Paul argues that the legal interpretation that the intramural program falls into the commitment base is, for intramural scientists, a double-edged sword. Although it may simplify life and make resources more predictable, "It does have a potential bad point, however, and that is that because funds committed to the intramural program will never be reviewed again, it makes the OAR inherently more conservative about increasing funding to the intramural program compared to the extramural program." Paul says that in the extramural setting, if increased funding in a given area turns into a dead end, OAR has the authority to change the level of funding when the grant or contract comes to an end. But any increase of funds to the intramural program remains there, even if the project is no longer fruitful. "Clearly, then, we would be much more willing to try [a risky] experiment outside of NIH because if it doesn't work, we can redirect the money. Inside, we cannot. That is a problem," says Paul. "In the long run, being considered part of the commitment base may not be good for the intramural program."

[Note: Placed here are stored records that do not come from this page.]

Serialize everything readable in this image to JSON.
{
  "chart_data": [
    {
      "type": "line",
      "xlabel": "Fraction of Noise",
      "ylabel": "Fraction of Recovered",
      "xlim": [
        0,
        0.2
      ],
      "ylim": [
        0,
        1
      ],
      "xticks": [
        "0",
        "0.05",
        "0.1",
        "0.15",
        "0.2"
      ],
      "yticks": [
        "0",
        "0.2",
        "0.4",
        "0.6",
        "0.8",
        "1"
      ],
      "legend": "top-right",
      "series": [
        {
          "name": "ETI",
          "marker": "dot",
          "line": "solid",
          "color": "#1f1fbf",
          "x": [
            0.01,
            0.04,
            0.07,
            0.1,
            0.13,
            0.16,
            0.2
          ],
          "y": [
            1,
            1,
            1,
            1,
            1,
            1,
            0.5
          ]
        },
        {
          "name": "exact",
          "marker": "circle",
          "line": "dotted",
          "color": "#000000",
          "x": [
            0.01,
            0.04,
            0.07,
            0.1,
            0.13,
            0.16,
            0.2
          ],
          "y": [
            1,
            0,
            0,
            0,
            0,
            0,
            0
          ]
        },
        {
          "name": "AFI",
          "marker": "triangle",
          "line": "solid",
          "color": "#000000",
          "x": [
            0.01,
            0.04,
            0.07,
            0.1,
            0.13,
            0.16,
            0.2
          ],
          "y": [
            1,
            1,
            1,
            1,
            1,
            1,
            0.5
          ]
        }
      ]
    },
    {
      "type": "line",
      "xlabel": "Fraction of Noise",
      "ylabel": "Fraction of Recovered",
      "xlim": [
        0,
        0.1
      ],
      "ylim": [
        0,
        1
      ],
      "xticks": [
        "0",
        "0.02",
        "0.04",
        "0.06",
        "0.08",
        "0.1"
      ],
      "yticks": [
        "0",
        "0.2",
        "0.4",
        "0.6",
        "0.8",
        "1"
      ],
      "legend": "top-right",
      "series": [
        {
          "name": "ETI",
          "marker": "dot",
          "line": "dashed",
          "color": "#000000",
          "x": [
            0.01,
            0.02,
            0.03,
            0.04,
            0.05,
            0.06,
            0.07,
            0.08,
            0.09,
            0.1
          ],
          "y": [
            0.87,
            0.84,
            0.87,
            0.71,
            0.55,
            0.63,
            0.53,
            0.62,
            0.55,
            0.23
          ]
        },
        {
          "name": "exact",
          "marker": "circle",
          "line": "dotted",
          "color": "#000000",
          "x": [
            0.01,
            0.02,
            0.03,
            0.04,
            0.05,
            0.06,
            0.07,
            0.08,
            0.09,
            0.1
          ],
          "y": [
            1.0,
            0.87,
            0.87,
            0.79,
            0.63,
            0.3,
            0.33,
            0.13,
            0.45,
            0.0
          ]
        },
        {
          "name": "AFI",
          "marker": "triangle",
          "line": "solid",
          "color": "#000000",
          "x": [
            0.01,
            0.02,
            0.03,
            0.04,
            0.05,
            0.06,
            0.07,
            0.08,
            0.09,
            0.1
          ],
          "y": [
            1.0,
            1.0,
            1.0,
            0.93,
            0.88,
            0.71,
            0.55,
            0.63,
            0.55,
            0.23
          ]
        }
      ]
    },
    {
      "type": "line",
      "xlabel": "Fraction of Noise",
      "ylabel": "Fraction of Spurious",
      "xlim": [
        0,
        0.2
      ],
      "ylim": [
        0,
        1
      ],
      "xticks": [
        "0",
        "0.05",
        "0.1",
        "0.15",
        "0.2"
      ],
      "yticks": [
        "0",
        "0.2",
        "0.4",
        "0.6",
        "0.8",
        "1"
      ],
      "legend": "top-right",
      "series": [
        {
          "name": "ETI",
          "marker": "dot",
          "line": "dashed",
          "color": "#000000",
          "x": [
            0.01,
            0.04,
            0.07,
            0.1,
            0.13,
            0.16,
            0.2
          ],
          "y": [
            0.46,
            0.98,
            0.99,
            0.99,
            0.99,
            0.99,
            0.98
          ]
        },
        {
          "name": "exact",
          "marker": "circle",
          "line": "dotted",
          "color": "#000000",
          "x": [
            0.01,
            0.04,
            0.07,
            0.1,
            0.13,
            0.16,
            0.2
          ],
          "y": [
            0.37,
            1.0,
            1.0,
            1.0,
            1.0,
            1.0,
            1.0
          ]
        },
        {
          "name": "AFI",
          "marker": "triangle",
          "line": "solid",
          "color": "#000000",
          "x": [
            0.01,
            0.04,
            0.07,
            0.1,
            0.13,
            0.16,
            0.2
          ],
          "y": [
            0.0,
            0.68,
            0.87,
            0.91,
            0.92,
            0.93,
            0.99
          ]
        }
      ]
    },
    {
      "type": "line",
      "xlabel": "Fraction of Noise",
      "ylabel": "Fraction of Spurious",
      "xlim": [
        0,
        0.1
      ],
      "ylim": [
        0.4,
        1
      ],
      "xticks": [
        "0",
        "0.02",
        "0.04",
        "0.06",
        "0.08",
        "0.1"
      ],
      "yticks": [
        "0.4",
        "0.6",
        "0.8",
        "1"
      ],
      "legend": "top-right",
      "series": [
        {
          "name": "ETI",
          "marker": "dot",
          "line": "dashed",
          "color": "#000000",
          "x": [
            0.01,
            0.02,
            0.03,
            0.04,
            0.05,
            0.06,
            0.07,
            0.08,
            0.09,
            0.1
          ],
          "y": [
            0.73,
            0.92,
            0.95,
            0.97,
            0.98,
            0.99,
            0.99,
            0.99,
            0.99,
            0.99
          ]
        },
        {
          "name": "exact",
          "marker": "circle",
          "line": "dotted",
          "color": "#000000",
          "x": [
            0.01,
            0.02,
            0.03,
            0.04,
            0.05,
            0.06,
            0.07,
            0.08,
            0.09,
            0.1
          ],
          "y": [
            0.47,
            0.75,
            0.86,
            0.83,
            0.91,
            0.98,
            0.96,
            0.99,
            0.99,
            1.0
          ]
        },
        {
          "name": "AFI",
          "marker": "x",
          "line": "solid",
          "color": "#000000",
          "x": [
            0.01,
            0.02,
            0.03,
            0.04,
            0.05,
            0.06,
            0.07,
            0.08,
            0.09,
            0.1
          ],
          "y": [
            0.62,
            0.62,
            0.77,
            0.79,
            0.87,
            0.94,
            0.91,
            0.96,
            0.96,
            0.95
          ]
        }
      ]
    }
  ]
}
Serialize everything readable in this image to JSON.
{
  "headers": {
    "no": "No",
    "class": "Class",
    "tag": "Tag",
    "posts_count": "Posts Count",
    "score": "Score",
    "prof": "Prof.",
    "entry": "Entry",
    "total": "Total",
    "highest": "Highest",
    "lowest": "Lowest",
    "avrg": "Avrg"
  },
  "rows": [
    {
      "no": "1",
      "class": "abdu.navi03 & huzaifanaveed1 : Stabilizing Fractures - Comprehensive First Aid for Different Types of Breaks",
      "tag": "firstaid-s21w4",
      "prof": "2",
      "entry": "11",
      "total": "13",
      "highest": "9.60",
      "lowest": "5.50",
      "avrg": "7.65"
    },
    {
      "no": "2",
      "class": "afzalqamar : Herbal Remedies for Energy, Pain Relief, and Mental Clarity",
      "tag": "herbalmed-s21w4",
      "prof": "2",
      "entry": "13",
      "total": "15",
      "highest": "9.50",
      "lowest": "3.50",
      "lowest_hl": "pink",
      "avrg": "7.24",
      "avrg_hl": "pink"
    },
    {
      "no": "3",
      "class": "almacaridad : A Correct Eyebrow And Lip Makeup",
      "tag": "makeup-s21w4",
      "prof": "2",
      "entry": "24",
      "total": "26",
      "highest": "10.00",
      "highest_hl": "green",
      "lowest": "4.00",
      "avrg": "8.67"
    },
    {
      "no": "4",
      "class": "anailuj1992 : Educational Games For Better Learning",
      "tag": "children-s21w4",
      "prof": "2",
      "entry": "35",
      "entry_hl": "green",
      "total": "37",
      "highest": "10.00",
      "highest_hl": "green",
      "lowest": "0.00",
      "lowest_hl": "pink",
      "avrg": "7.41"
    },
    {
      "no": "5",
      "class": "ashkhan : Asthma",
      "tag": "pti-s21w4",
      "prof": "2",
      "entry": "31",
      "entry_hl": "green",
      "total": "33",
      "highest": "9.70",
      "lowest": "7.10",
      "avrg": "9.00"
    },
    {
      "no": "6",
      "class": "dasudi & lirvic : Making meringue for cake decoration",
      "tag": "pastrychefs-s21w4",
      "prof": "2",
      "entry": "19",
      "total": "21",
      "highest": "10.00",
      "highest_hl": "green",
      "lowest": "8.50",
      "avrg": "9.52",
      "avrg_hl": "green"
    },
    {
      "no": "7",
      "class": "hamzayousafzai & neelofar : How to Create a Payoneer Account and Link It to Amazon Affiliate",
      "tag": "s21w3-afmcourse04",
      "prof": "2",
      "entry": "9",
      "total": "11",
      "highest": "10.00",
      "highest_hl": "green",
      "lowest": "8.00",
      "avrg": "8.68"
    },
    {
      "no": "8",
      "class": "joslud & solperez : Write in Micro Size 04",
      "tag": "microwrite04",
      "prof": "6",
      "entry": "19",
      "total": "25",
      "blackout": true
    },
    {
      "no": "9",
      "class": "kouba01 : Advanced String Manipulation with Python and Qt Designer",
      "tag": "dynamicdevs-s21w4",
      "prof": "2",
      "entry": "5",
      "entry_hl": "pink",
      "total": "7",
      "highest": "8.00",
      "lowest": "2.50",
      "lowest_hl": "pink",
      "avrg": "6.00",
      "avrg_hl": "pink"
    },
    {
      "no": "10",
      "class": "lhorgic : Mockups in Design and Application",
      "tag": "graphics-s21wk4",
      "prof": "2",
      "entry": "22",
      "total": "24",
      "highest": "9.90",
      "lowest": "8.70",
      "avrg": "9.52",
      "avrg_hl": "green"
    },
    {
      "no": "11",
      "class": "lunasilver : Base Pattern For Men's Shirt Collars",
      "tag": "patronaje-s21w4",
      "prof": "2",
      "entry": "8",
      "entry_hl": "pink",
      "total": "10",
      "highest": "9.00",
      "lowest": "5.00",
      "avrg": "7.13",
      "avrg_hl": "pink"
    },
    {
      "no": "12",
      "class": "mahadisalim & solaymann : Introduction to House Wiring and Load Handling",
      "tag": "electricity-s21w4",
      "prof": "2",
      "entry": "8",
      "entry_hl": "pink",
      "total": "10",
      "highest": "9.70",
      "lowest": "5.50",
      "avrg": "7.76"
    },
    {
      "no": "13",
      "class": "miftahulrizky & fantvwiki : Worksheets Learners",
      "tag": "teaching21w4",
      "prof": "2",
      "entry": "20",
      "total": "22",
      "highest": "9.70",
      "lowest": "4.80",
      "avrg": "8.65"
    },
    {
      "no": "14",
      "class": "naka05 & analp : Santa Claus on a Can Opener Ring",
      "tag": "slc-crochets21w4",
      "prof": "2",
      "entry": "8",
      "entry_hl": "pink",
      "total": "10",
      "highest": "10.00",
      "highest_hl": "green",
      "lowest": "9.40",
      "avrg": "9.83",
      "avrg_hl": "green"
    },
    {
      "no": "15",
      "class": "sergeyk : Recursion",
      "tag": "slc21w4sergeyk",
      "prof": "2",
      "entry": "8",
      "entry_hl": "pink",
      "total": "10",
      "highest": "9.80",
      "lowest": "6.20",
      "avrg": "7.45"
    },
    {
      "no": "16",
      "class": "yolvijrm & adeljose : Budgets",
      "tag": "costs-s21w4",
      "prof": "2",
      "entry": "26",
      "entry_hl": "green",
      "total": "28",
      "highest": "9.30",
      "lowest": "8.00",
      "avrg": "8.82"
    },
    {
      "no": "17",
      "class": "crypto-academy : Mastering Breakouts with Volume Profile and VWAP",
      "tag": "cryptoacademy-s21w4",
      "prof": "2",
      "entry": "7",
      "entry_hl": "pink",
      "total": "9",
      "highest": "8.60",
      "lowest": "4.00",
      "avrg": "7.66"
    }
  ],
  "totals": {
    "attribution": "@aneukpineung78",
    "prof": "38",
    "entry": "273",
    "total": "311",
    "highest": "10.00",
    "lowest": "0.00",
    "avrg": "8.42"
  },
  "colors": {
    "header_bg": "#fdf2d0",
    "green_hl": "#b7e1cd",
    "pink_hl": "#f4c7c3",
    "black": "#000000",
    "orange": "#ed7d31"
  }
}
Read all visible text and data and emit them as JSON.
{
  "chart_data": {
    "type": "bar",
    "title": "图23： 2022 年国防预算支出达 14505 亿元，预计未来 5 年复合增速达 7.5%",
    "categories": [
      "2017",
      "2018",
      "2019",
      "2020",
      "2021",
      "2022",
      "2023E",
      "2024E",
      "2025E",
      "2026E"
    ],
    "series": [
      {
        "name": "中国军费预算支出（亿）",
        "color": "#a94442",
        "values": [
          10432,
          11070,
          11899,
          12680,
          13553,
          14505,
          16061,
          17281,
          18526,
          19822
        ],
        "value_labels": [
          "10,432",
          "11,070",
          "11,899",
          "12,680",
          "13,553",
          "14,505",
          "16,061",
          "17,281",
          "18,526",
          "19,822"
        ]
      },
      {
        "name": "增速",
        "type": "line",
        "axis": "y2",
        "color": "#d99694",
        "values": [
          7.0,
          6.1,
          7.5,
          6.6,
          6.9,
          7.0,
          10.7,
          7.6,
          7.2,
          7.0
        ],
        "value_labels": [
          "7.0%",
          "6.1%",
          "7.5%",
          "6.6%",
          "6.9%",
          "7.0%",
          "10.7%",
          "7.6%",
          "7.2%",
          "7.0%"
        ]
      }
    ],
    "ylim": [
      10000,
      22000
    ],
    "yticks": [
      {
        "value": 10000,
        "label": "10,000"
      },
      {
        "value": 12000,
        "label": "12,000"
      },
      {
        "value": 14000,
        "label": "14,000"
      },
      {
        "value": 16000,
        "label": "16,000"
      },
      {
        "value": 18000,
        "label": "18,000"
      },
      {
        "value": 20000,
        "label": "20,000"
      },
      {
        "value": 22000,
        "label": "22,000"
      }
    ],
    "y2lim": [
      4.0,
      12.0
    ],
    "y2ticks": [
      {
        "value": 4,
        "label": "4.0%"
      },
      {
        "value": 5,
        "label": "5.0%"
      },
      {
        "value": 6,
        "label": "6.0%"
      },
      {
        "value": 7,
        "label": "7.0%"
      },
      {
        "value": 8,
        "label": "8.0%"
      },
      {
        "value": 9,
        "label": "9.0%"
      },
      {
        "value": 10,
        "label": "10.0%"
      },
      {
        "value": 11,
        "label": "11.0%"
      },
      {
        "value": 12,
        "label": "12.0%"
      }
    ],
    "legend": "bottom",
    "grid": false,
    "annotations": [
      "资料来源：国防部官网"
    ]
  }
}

Paul suspects that many people will disagree with him, and he wants to tread softly on this matter "because it is a very tender area and we certainly don't want to give the idea that this is a power grab." However, says Paul, "the logical consequence seems to me inescapable: it is not necessarily in the intramural program's interest to be fully isolated." Paul would like to see the institutes and OAR jointly devise a solution that gives OAR a voice in the intramural AIDS funding but is at the same time as unintrusive as possible.
In the meantime, Paul has no regrets about accepting the position. He says he took the job simply because he thought it was a very important one and he owed it to NIH -- where he has been since 1968 -- to try to help if he could. "Very few of us who work in the lab, no matter how successful we are, [get a chance] to make such a direct contribution to human health," says Paul. "Here was a challenge of a very high order to make a great impact on the health of many people. If you can make a contribution, you have a responsibility to try. So while I might not have sought the position, I had great difficulty [turning it down]." The decision, says Paul, was made easier because "the new leadership at NIH made me believe that there would be a kind of setting in which one could really carry out this work."
Paul admits that his job does encroach on the time he can spend at his lab, where he has retained his research group and remains Chief of the Laboratory of Immunology at NIAID. "I accepted the position [as head of OAR] with the agreement that I would do it for a limited period of time and return to the lab. I am still interested in doing that." Paul says that being the OAR Director does not present any conflicts of interest with doing his own research at NIAID. "I don't do AIDS research, so I don't get any AIDS money," he says.
Paul says he has already profited from his current position which has given him an appreciation for the challenges and difficulties that people in the administration face and the creativity it takes to solve the problems. "I have a better appreciation than those of us who work in labs often do of how important and difficult and challenging the roles of people who do administration are. And it is very exciting and new, and it is very important," says Paul.